The attack was the most serious threat against the U.S. Navy since the 2000 al-Qaida bombing of the USS Cole in Yemen. It was also the first attack targeting U.S. personnel in Jordan since the October 2002 killing of Laurence Foley, an aid worker, outside his Amman home - blamed on Iraq's al-Qaida point man, the Jordanian-born Abu Musab al-Zarqawi.
An al-Qaida group called the Abdullah Azzam Brigades claimed responsibility for Friday's attack.
The security official said four weapons the attackers left behind at the warehouse were similar to Katyusha rockets used by insurgents against U.S. troops in Iraq.
Authorities believe the unfired rockets were intended for other Aqaba targets. At least one rocket launcher and other unspecified weapons also were found in the warehouse, whose owner has been detained, the security official said.

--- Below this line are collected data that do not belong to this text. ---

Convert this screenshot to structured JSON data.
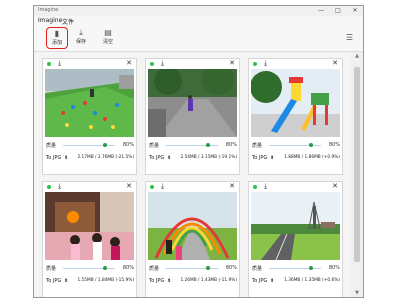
{
  "window": {
    "title": "Imagine",
    "minimize": "—",
    "maximize": "□",
    "close": "✕"
  },
  "menu": [
    "Imagine",
    "文件"
  ],
  "toolbar": {
    "buttons": [
      {
        "label": "添加",
        "icon": "add-file-icon"
      },
      {
        "label": "保存",
        "icon": "download-icon"
      },
      {
        "label": "清空",
        "icon": "clear-icon"
      }
    ],
    "filter_icon": "sliders-icon"
  },
  "colors": {
    "accent": "#e02020",
    "status": "#2ec24a",
    "slider": "#2d9b47"
  },
  "cards": [
    {
      "quality_label": "质量",
      "quality": "80%",
      "quality_value": 0.8,
      "format": "To JPG",
      "size": "2.17MB / 2.76MB (-21.5%)",
      "scene": "climbing-wall"
    },
    {
      "quality_label": "质量",
      "quality": "80%",
      "quality_value": 0.8,
      "format": "To JPG",
      "size": "2.54MB / 3.15MB (-19.1%)",
      "scene": "park-path"
    },
    {
      "quality_label": "质量",
      "quality": "80%",
      "quality_value": 0.8,
      "format": "To JPG",
      "size": "1.88MB / 1.86MB (+0.9%)",
      "scene": "playground"
    },
    {
      "quality_label": "质量",
      "quality": "80%",
      "quality_value": 0.8,
      "format": "To JPG",
      "size": "1.55MB / 1.84MB (-15.9%)",
      "scene": "kids-room"
    },
    {
      "quality_label": "质量",
      "quality": "80%",
      "quality_value": 0.8,
      "format": "To JPG",
      "size": "1.26MB / 1.43MB (-11.9%)",
      "scene": "arches"
    },
    {
      "quality_label": "质量",
      "quality": "80%",
      "quality_value": 0.8,
      "format": "To JPG",
      "size": "1.36MB / 1.35MB (+0.6%)",
      "scene": "road-tower"
    }
  ]
}
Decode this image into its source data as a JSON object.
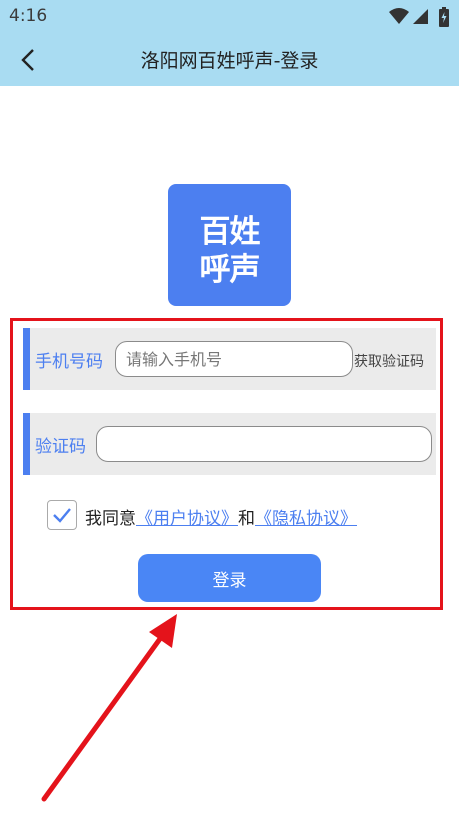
{
  "status_bar": {
    "time": "4:16",
    "icons": [
      "wifi-icon",
      "signal-icon",
      "battery-icon"
    ]
  },
  "header": {
    "title": "洛阳网百姓呼声-登录",
    "back_icon": "back-arrow-icon"
  },
  "logo": {
    "line1": "百姓",
    "line2": "呼声",
    "color": "#4c7ff0"
  },
  "form": {
    "phone_label": "手机号码",
    "phone_placeholder": "请输入手机号",
    "phone_value": "",
    "get_code_label": "获取验证码",
    "code_label": "验证码",
    "code_value": "",
    "agree_checked": true,
    "agree_prefix": "我同意",
    "user_agreement": "《用户协议》",
    "and_text": "和",
    "privacy_policy": "《隐私协议》",
    "login_label": "登录"
  },
  "colors": {
    "header_bg": "#a9dcf2",
    "accent": "#4c7ff0",
    "button": "#4a86f5",
    "highlight": "#e4131b",
    "row_bg": "#ebebeb"
  }
}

In recent months, Jordan has received several warnings that Aqaba was a primary al-Qaida target, the official said.
Key sites in the resort city include a beach-front compound of palaces - one a vacation house for Jordan's ruler, King Abdullah II - and a chain of international hotels frequented by American troops and others on leave from Iraq.
Jordan, a key U.S. ally that signed a peace treaty with Israel in 1994, has been the target of several failed al-Qaida plots. Thirteen men - including al-Zarqawi and three other fugitives - are on trial in a military court for an alleged al-Qaida-linked plot to attack Jordan with chemicals. The plot was foiled in April 2004.